Multiple papers accepted at IEEE / CVF Computer Vision and Pattern Recognition Conference (CVPR), International Conference on Learning Representations (ICLR), IEEE International Conference on Communications (ICC), Workshop on Scientific Methods for Understanding Deep Learning (SciForDL) at NeurIPS, IEEE Journal of Solid-State Circuits (JSSC), European Conference on Computer Vision (ECCV), International Conference on Medical Image Computing and Computer Assisted Intervention (MICCAI), Conference on Parsimony and Learning (CPAL), Transactions on Machine Learning Research (TMLR).
Research Experience
Assistant Professor at the Electrical and Computer Engineering Department, University of California, Davis; Postdoc study with Prof.

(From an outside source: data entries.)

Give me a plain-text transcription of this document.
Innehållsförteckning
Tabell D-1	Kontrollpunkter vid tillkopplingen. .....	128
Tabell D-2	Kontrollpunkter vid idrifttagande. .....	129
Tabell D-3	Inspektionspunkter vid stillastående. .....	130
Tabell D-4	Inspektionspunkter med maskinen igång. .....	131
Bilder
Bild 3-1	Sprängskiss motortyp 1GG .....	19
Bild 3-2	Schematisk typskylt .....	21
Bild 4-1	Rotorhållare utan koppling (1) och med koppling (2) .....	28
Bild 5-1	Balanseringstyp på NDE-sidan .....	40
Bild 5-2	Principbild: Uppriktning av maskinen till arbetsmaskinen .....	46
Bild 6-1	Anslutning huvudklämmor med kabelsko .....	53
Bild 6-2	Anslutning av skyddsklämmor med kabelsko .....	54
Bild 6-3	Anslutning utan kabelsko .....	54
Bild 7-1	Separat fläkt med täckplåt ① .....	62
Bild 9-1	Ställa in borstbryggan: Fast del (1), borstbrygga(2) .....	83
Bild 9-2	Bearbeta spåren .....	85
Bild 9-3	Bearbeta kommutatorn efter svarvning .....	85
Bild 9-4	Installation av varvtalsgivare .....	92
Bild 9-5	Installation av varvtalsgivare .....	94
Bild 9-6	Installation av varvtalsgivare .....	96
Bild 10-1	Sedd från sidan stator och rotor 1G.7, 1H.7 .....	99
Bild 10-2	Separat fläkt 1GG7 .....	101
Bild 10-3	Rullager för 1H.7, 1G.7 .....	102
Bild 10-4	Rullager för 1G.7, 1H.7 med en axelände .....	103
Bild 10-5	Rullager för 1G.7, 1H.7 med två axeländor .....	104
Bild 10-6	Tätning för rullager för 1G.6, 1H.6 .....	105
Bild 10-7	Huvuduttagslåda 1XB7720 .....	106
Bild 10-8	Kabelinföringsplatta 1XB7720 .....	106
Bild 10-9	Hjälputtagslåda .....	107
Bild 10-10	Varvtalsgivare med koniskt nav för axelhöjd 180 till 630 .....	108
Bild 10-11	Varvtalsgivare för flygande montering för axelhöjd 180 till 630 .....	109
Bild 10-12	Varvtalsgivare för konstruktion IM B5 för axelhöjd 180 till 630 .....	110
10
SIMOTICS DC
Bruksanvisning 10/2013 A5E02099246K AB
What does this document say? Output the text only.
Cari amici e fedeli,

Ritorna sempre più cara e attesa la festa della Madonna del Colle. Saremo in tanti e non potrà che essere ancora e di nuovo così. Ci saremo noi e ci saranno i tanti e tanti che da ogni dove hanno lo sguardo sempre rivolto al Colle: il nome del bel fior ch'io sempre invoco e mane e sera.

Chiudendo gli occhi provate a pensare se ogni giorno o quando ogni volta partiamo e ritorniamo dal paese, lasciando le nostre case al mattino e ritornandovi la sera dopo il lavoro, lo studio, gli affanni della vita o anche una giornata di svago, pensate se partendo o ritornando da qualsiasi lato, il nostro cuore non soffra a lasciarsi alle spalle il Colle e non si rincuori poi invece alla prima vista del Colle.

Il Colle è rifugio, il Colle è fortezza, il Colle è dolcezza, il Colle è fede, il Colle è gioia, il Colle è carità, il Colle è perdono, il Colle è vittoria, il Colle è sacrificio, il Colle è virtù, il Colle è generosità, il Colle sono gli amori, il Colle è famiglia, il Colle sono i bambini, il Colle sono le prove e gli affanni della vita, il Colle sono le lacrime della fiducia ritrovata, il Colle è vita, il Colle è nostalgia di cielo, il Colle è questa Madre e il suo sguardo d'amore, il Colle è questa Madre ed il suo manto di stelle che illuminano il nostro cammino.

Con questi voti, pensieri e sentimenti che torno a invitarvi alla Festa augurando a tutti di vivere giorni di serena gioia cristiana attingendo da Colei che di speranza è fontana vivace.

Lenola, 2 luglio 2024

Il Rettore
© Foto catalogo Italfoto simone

Yann LeCun at NYU Center for Data Science (CDS) and Meta Fundamental AI Research (FAIR).
Education
Ph.D.: Redwood Center for Theoretical Neuroscience and Berkeley AI Research (BAIR), UC Berkeley, advised by Prof. Bruno Olshausen; Undergraduate: Tsinghua University, Beijing.
Background
Research Interests: Unsupervised learning, generative models, world models. Professional Field: At the intersection of computational neuroscience and deep unsupervised (self-supervised) learning, enhancing understanding of the computational principles governing unsupervised representation learning in both brains and machines.
Miscellany
Co-founded Aizip Inc., which builds the world's smallest and most efficient AI models.